The forest was green and there was a slight breeze which kept things cool enough to keep riding.
The picture above shows one of the nicer toilets on the route....
I kept riding, and I got hot. I took off my helmet to help keep me cool but I looked terrible.
I finally made it through this section, after going 2-5 mph and was glad to be on some pavement for a while. After refilling water at Sedalia Campground, I headed out on the pavement to head for the Glenn Springs Passage. 15 miles of pavement and I made it about 7 miles before I started getting dizzy. I knew that there would be a church eventually and I found it about 1 mile later. I pulled in and found some shade and waited for the temps to cool down a little.
When I finally got going about an hour later, and after a little cat nap, I arrived at the Glenn Spings Passage.:
Rolling farmlands, mature forests, and the historic town of Glenn Springs highlight this 7-mile passage. As the former site of a popular nineteenth century resort hotel, the Glenn Springs historic district includes 20 buildings within an area of 90 acres. The main parking area is at the historic post office, midway between the southern end and the northern linkage to Croft State Natural Area.
Most notable about the trail is the fact that most of it is on private lands. Local residents have opened their farms and forests to hikers and bikers. Please respect their private property by remaining on the trail at all times.
I was discouraged, hot and tired and really hoping and praying that the 7 miles to Croft would not be like the above picture.
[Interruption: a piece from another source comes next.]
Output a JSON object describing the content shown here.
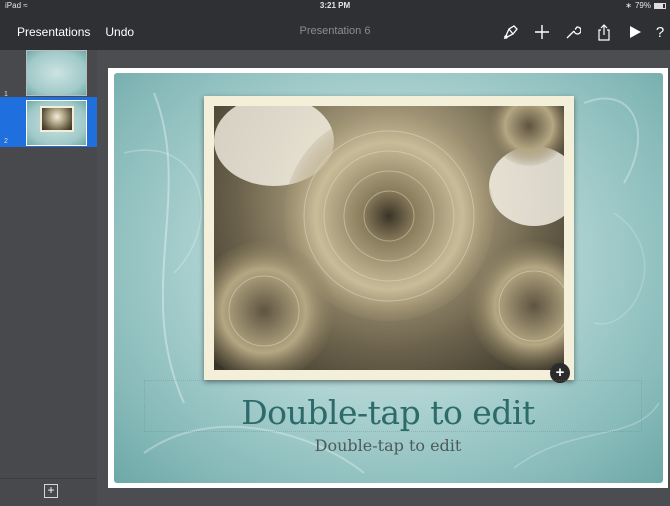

I walked a lot of the first two miles, and stuck with it.
When I got out of the woods onto the paved road, this is how I felt.
When I realized that I would be riding on a gravel road the next 4 miles to Croft, my spirits soared...
When I hit Croft Passage, I was elated, and let loose:
The Palmetto Trail through historic Croft State Natural Area connects the city of Spartanburg to the Glenn Springs area in southern Spartanburg County. The 12.6-mile trail enters Croft at the Glenn Springs Passage trailhead and crosses the new 65 ft. Advance America Bridge over Fairforest Creek. Hikers and equestrians follow established trails to the east and north while mountain bikers follow roads to the west and north until all join at Henningston Road. The newly built trail from mile 8.5 to the northern trailhead is truly multi-use and follows ridges, crosses drainages, and hugs Kelsey Creek to the historic Cedar Springs area.
Croft is a historically significant area. Structures from the WWII era can be seen from when the area was Camp Croft, an Army Training Center. A short, easy side hike on the blue blazed spur leads to Whitestone Springs, the site of a resort hotel built in 1902. The northern trailhead marks the site of the militia victory at the 1st Battle of Cedar Springs on July 12, 1780. At the other end, the area around Fairforest Creek shoals became a hub of mills, trading, and political activity in the mid to late 1700s, including the first governmental organization - the Spartan Militia District.
I whooped and yelled, and hit the techy lines, knowing that Spartanburg was near.
The rest of the ride was a blur of singletrack, dumping me into the civilization of Spartanburg's greenway with bike share station. I had never seen one up close but here it was. I rolled into town and called Rhonda, making plans for a pickup that night. I rolled onto main street, not having completed the entire route, but satisfied at my accomplishment. After a giant hamburger at Wild Wing Cafe, I loaded the bike into the mini van for the drive home.